18.06.2015

Heimstatt Röderhof führt Kunstaktion „b.kunst“ auch zum Bistumsjubiläum fort

Bilder als Schlüssel zur Welt

„Wanderungen“: Unter diesem Motto steht die diesjährige Kunstaktion b.kunst der Heimstatt Röderhof. Anlässlich des Bistumsjubiläums sind dabei unter anderem 1200 kleine Holztafeln bemalt. Zu sehen sind die Bilder derzeit im Bischöflichen Generalvikariat in Hildesheim. Demnächst werden sie dann in Geschäften in der Domstadt ausgestellt.

Stolz zeigen Bewohner der Heimstatt Röderhof der Initiatorin Brigitte Dammeier, welches Bild sie gemalt haben. Foto: Pohlmann

Die einzelnen Bilder haben eine Größe von 10 mal 10 Zentimetern. Gestaltet wurden sie zunächst einmal von Schülern, Bewohner und Mitarbeiter der Heimstatt Röderhof. Doch die Aktion zog weite Kreise, berichtet Initiatorin Brigitte Dammeier. Schüler der Albertus-Magnus- Schule, der Scharnhorstschule und einiger Grundschulen waren ebenso beteiligt wie eine Gruppe der Deutschen Pfadfinderschaft St. Georg aus Drispenstedt und viele einzelne Personen aller Altersstufen. Sogar aus Göttingen und Papenburg kamen die vorgrundierten Tafeln bemalt zurück in die Heimstatt, wo sie in der Malwerkstatt der dortigen St. Franziskus-Schule zu zwölf großen Mosaiken zusammengefügt wurden.

„Die 1200 Bilder geben einen Einblick in eine Welt, die im Alltag manchmal verborgen bleibt“, sagt Domkapitular Martin Wilk anlässlich der Eröffnung im Generalvikariat. Und eines mache die Ausstellung deutlich: „Wir sind alle b-Menschen – besondere Menschen“, erklärt Wilk.

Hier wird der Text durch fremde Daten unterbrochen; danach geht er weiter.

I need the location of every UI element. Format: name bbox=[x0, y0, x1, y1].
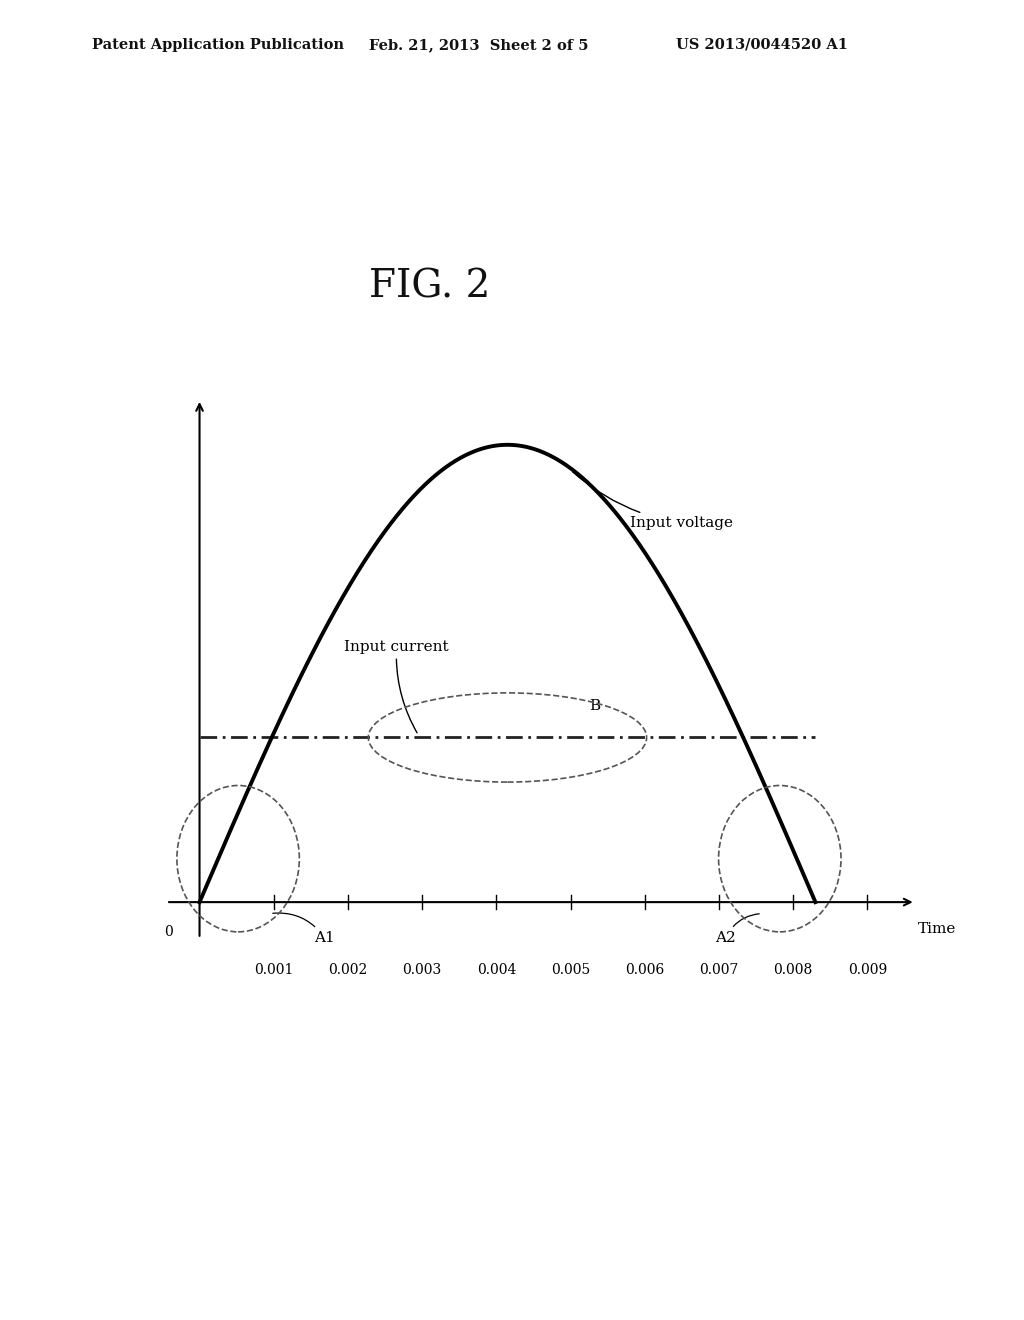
Text: FIG. 2: FIG. 2 bbox=[370, 268, 490, 305]
Text: B: B bbox=[589, 700, 600, 713]
Text: 0: 0 bbox=[164, 925, 173, 940]
Text: Input current: Input current bbox=[344, 640, 449, 733]
Text: Input voltage: Input voltage bbox=[572, 471, 733, 531]
Text: A2: A2 bbox=[715, 913, 759, 945]
Text: Feb. 21, 2013  Sheet 2 of 5: Feb. 21, 2013 Sheet 2 of 5 bbox=[369, 38, 588, 51]
Text: Time: Time bbox=[918, 923, 956, 936]
Text: US 2013/0044520 A1: US 2013/0044520 A1 bbox=[676, 38, 848, 51]
Text: A1: A1 bbox=[272, 913, 335, 945]
Text: Patent Application Publication: Patent Application Publication bbox=[92, 38, 344, 51]
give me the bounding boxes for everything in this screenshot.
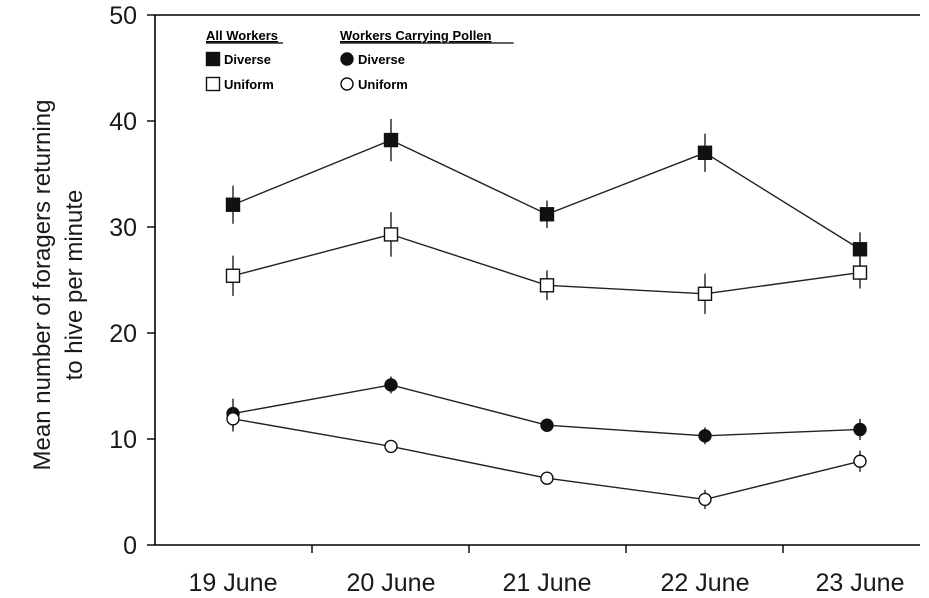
data-point: [539, 207, 555, 222]
data-point: [853, 422, 867, 437]
data-point: [698, 429, 712, 443]
x-tick-label: 23 June: [816, 569, 905, 597]
legend-heading: Workers Carrying Pollen: [340, 28, 492, 43]
y-tick-label: 30: [109, 214, 137, 242]
x-tick-label: 21 June: [503, 569, 592, 597]
y-axis-label: Mean number of foragers returning to hive…: [29, 100, 88, 471]
data-point: [697, 286, 713, 301]
data-point: [853, 454, 867, 468]
y-tick-label: 50: [109, 2, 137, 30]
series-layer: [225, 118, 868, 509]
x-tick-label: 22 June: [661, 569, 750, 597]
legend-entry-label: Uniform: [224, 77, 274, 92]
data-point: [383, 227, 399, 242]
y-axis-label-line: to hive per minute: [61, 190, 88, 381]
legend-swatch: [205, 51, 221, 67]
legend-swatch: [340, 77, 354, 91]
data-point: [697, 145, 713, 161]
legend-swatch: [205, 76, 221, 92]
series-all-workers-uniform: [225, 212, 868, 314]
legend-heading: All Workers: [206, 28, 278, 43]
legend-entry-label: Uniform: [358, 77, 408, 92]
y-tick-label: 40: [109, 108, 137, 136]
series-all-workers-diverse: [225, 118, 868, 267]
axis-ticks: 0 10 20 30 40 50 19 June 20 June 21 June 22 June 2…: [109, 2, 904, 597]
data-point: [225, 197, 241, 212]
data-point: [852, 242, 868, 257]
data-point: [698, 492, 712, 507]
data-point: [852, 265, 868, 280]
axes: [154, 14, 920, 546]
legend: All Workers Diverse Uniform Workers Carryin…: [205, 28, 514, 92]
x-tick-label: 20 June: [347, 569, 436, 597]
data-point: [540, 471, 554, 485]
y-tick-label: 10: [109, 426, 137, 454]
data-point: [384, 378, 398, 392]
data-point: [383, 132, 399, 148]
y-tick-label: 20: [109, 320, 137, 348]
series-line: [232, 139, 861, 250]
series-pollen-uniform: [226, 406, 867, 509]
y-axis-label-line: Mean number of foragers returning: [29, 100, 56, 471]
legend-swatch: [340, 52, 354, 66]
x-tick-label: 19 June: [189, 569, 278, 597]
y-tick-label: 0: [123, 532, 137, 560]
legend-entry-label: Diverse: [358, 52, 405, 67]
data-point: [226, 412, 240, 426]
data-point: [225, 268, 241, 283]
legend-entry-label: Diverse: [224, 52, 271, 67]
data-point: [384, 439, 398, 454]
data-point: [540, 418, 554, 432]
data-point: [539, 278, 555, 293]
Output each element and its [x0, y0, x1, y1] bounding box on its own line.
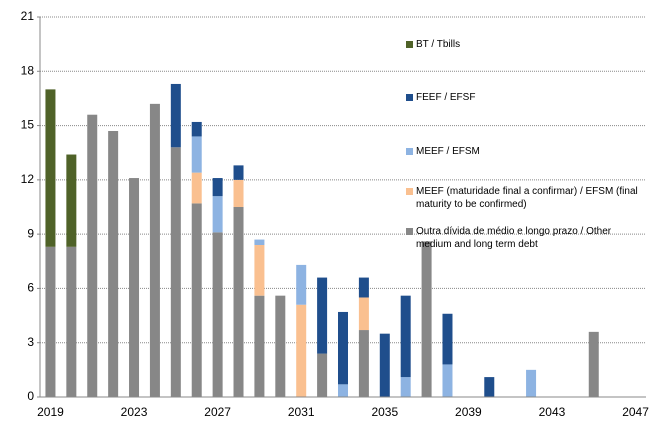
y-tick-label: 6 [27, 281, 34, 295]
bar-segment [233, 165, 244, 180]
bar-segment [108, 131, 119, 397]
bar-segment [191, 203, 202, 397]
x-tick-label: 2035 [371, 405, 398, 419]
legend-label: BT / Tbills [416, 39, 461, 50]
x-tick-label: 2031 [288, 405, 315, 419]
bar-segment [400, 377, 411, 397]
bar-segment [233, 179, 244, 207]
bar-segment [421, 241, 432, 397]
bar-segment [317, 277, 328, 354]
bar-segment [170, 83, 181, 148]
bar-segment [317, 353, 328, 397]
bar-segment [170, 147, 181, 397]
bar-segment [358, 330, 369, 397]
bar-segment [212, 178, 223, 197]
bar-segment [45, 89, 56, 247]
y-tick-label: 18 [21, 63, 35, 77]
y-tick-label: 15 [21, 118, 35, 132]
bar-segment [442, 313, 453, 365]
x-tick-label: 2023 [121, 405, 148, 419]
bar-segment [358, 277, 369, 298]
bar-segment [526, 369, 537, 397]
bar-segment [254, 239, 265, 245]
x-tick-label: 2039 [455, 405, 482, 419]
legend-label: MEEF / EFSM [416, 146, 480, 157]
x-tick-label: 2019 [37, 405, 64, 419]
bar-segment [400, 295, 411, 378]
bar-segment [588, 331, 599, 397]
legend-label: MEEF (maturidade final a confirmar) / EF… [416, 186, 638, 210]
bar-segment [254, 295, 265, 397]
bar-segment [442, 364, 453, 397]
y-tick-label: 12 [21, 172, 35, 186]
bar-segment [275, 295, 286, 397]
bar-segment [191, 172, 202, 204]
bar-segment [254, 245, 265, 296]
bar-segment [212, 232, 223, 397]
legend-swatch [406, 94, 413, 101]
legend-swatch [406, 188, 413, 195]
legend-swatch [406, 41, 413, 48]
bar-segment [45, 246, 56, 397]
y-tick-label: 21 [21, 9, 35, 23]
bar-segment [379, 333, 390, 397]
bar-segment [296, 304, 307, 397]
x-tick-label: 2047 [622, 405, 649, 419]
bar-segment [212, 196, 223, 233]
bar-segment [191, 136, 202, 173]
x-tick-label: 2043 [539, 405, 566, 419]
bar-segment [484, 377, 495, 397]
bar-segment [338, 311, 348, 385]
y-tick-label: 0 [27, 389, 34, 403]
bar-segment [66, 246, 77, 397]
bar-segment [129, 178, 140, 397]
y-tick-label: 3 [27, 335, 34, 349]
bar-segment [358, 297, 369, 331]
bar-segment [338, 384, 348, 397]
y-tick-label: 9 [27, 226, 34, 240]
bar-segment [149, 103, 160, 397]
x-tick-label: 2027 [204, 405, 231, 419]
legend-swatch [406, 148, 413, 155]
bar-segment [87, 114, 98, 397]
bar-segment [233, 207, 244, 397]
bar-segment [66, 154, 77, 247]
legend-swatch [406, 228, 413, 235]
bar-segment [296, 264, 307, 305]
legend-label: FEEF / EFSF [416, 92, 476, 103]
bar-segment [191, 121, 202, 137]
legend-label: Outra dívida de médio e longo prazo / Ot… [416, 226, 612, 250]
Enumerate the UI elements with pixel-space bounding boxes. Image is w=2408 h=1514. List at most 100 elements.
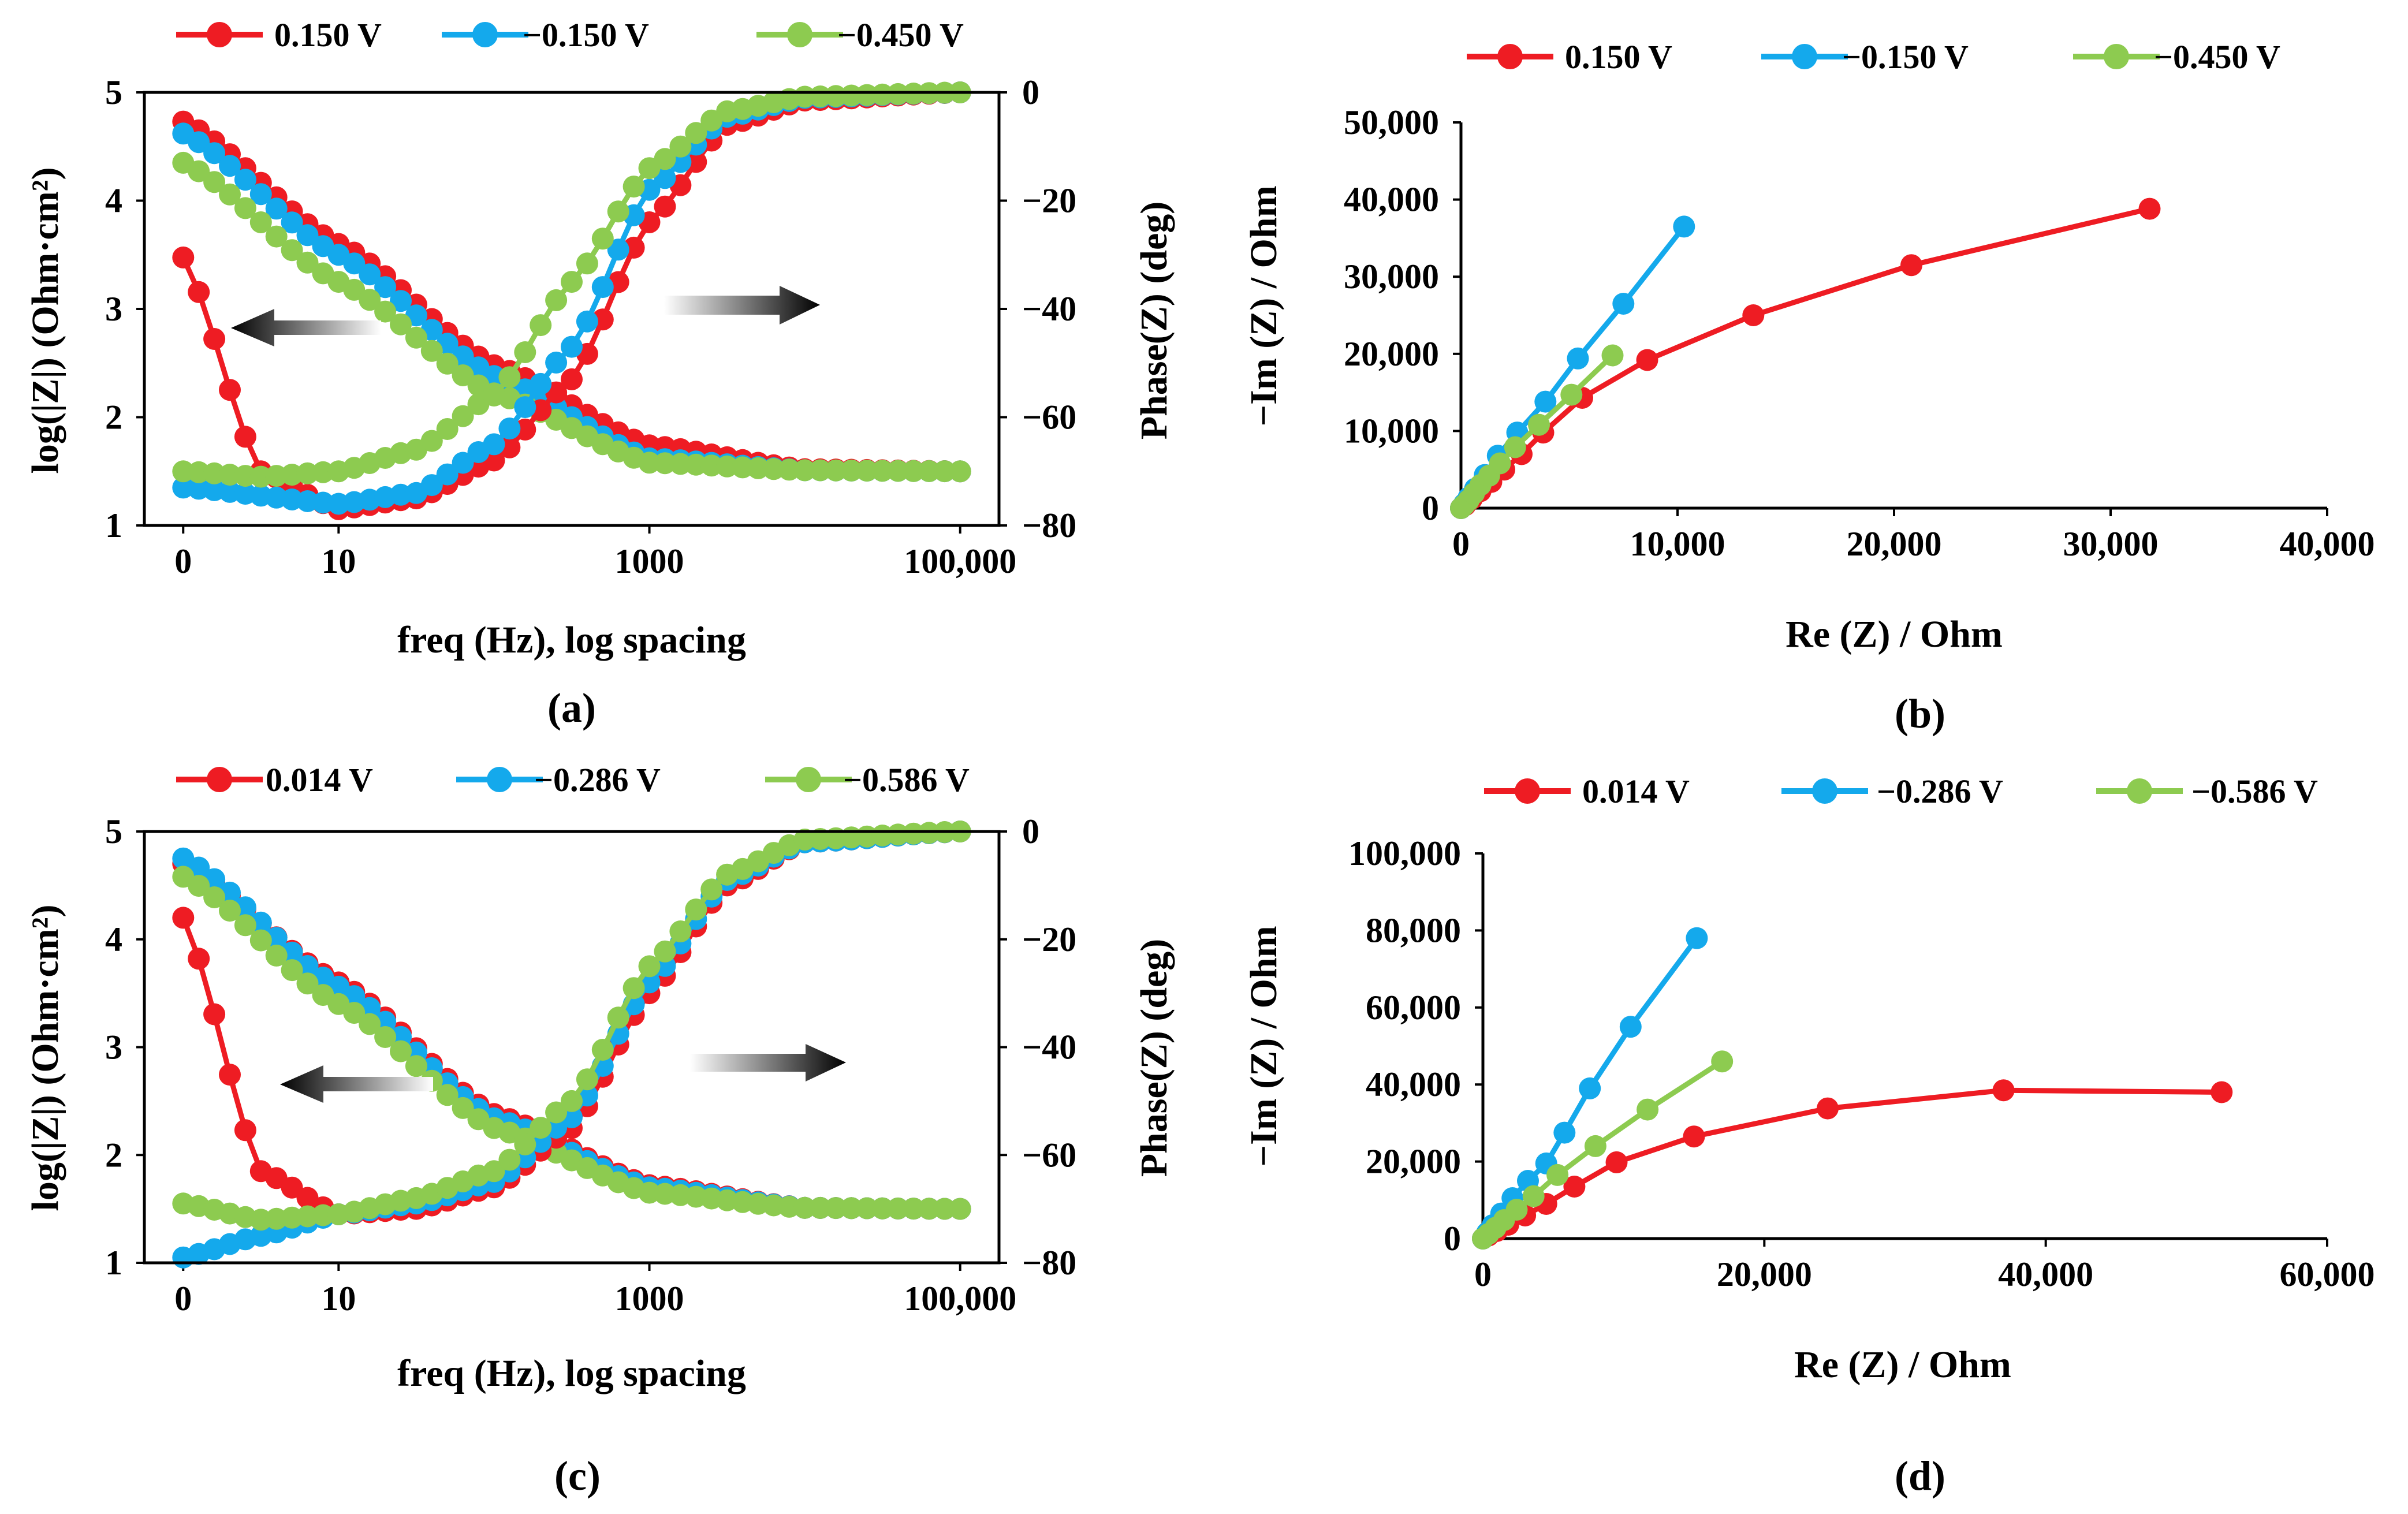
x-axis-label-d: Re (Z) / Ohm <box>1794 1344 2011 1386</box>
data-point <box>856 460 878 482</box>
data-point <box>219 183 241 206</box>
data-point <box>871 1197 894 1220</box>
data-point <box>903 460 925 482</box>
y-tick-label: 1 <box>105 1244 122 1282</box>
data-point <box>545 1101 568 1124</box>
data-point <box>871 83 894 106</box>
data-point <box>840 1197 863 1220</box>
data-point <box>1579 1077 1601 1099</box>
data-point <box>343 1002 366 1024</box>
data-point <box>390 313 412 335</box>
data-point <box>622 176 645 198</box>
data-point <box>1683 1125 1705 1148</box>
data-point <box>545 351 568 374</box>
data-point <box>405 326 427 349</box>
data-point <box>607 238 629 261</box>
data-point <box>281 239 303 262</box>
y-tick-label: 5 <box>105 73 122 111</box>
legend-d-item-1: −0.286 V <box>1781 773 2003 810</box>
series-d-2 <box>1472 1050 1734 1250</box>
legend-b-item-0: 0.150 V <box>1467 38 1672 76</box>
data-point <box>436 352 459 375</box>
x-tick-label: 40,000 <box>1998 1255 2093 1293</box>
data-point <box>1534 390 1557 413</box>
legend-d-label-1: −0.286 V <box>1877 773 2003 810</box>
legend-a-label-1: −0.150 V <box>523 16 649 54</box>
data-point <box>530 314 552 337</box>
data-point <box>1637 1098 1659 1121</box>
y-tick-label: 20,000 <box>1366 1143 1461 1181</box>
data-point <box>234 169 256 191</box>
data-point <box>591 1039 614 1061</box>
data-point <box>561 335 583 358</box>
y2-tick-label: 0 <box>1022 812 1039 851</box>
data-point <box>856 84 878 106</box>
data-point <box>918 1198 940 1220</box>
data-point <box>1992 1079 2015 1102</box>
data-point <box>312 461 334 483</box>
data-point <box>265 944 288 967</box>
data-point <box>249 1209 272 1231</box>
series-a-2 <box>172 151 971 483</box>
series-d <box>1472 927 2233 1250</box>
data-point <box>809 459 832 482</box>
x-tick-label: 10 <box>321 542 356 580</box>
y-tick-label: 80,000 <box>1366 911 1461 949</box>
y2-ticks-a: −80 −60 −40 −20 0 <box>999 73 1076 545</box>
data-point <box>1504 436 1526 458</box>
data-point <box>654 195 676 218</box>
series-c <box>172 821 971 1269</box>
data-point <box>203 328 226 350</box>
x-tick-label: 10,000 <box>1630 525 1725 563</box>
data-point <box>685 151 707 173</box>
y-axis-label-d: −Im (Z) / Ohm <box>1243 926 1285 1166</box>
y2-tick-label: −20 <box>1022 920 1076 959</box>
x-tick-label: 0 <box>174 1280 192 1318</box>
data-point <box>390 290 412 312</box>
data-point <box>514 418 536 441</box>
data-point <box>949 460 971 483</box>
legend-a: 0.150 V −0.150 V −0.450 V <box>176 16 964 54</box>
data-point <box>249 211 272 233</box>
x-axis-label-c: freq (Hz), log spacing <box>397 1352 746 1394</box>
data-point <box>1522 1185 1545 1207</box>
data-point <box>669 453 692 475</box>
data-point <box>420 340 443 362</box>
x-tick-label: 20,000 <box>1847 525 1942 563</box>
data-point <box>234 197 256 219</box>
data-point <box>498 1148 521 1171</box>
data-point <box>265 225 288 248</box>
data-point <box>452 452 474 474</box>
data-point <box>809 1196 832 1219</box>
legend-c: 0.014 V −0.286 V −0.586 V <box>176 761 970 799</box>
data-point <box>514 341 536 363</box>
data-point <box>607 1006 629 1029</box>
data-point <box>1489 452 1511 475</box>
data-point <box>188 131 210 154</box>
x-tick-label: 100,000 <box>904 542 1016 580</box>
data-point <box>856 1197 878 1220</box>
data-point <box>420 430 443 452</box>
x-tick-label: 10 <box>321 1280 356 1318</box>
legend-a-item-0: 0.150 V <box>176 16 382 54</box>
data-point <box>343 252 366 275</box>
data-point <box>933 1198 956 1220</box>
y-tick-label: 20,000 <box>1344 335 1439 373</box>
data-point <box>359 1013 381 1035</box>
y-tick-label: 40,000 <box>1366 1065 1461 1103</box>
legend-b-item-1: −0.150 V <box>1761 38 1969 76</box>
y2-tick-label: 0 <box>1022 73 1039 111</box>
legend-a-label-2: −0.450 V <box>837 16 964 54</box>
caption-a: (a) <box>547 685 596 731</box>
y2-tick-label: −60 <box>1022 1136 1076 1174</box>
y-tick-label: 4 <box>105 182 122 220</box>
legend-a-item-2: −0.450 V <box>756 16 964 54</box>
y-tick-label: 2 <box>105 1136 122 1174</box>
caption-b: (b) <box>1895 691 1945 737</box>
data-point <box>405 1055 427 1077</box>
arrow-right-c <box>690 1044 846 1082</box>
data-point <box>234 914 256 937</box>
data-point <box>203 1003 226 1026</box>
x-tick-label: 0 <box>174 542 192 580</box>
y-tick-label: 50,000 <box>1344 103 1439 141</box>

Aus vielen kleinen Bildern ist ein großes Kunstwerk geworden. Für Claudia Schröder, Abteilungsleiterin im Niedersächsischen Ministerium für Soziales, Gesundheit und Gleichstellung, ist das Ergebnis auch ein Symbol für eine Gesellschaft der Vielfalt und ein anschaubarer Beitrag für Inklusion: „Wir müssen uns so annehmen, wie wir sind“, betont Schröder.

2011 hatte sich die Heimstatt am Projekt „b.kunst“ des deutschen Caritasverbandes beteiligt und das Projekt zwei Jahre später mit einer weiteren Ausstellung fortgesetzt. „Es geht nicht nur um den eigenen künstlerischen  Ausdruck, sondern um Wertschätzung, Anerkennung und Teilhabe“, beschreibt Heimleiter Wilfried Büscher die Bedeutung des Projektes für die Bewohner. 

Bis zum 25. Juni stehen die zwölf Mosaike im Bischöflichen Generalvikariat, danach gehen sie auf Wanderschaft und sind bis zum 25. Juli in zwölf Geschäften in der Hildesheimer Innenstadt zu sehen.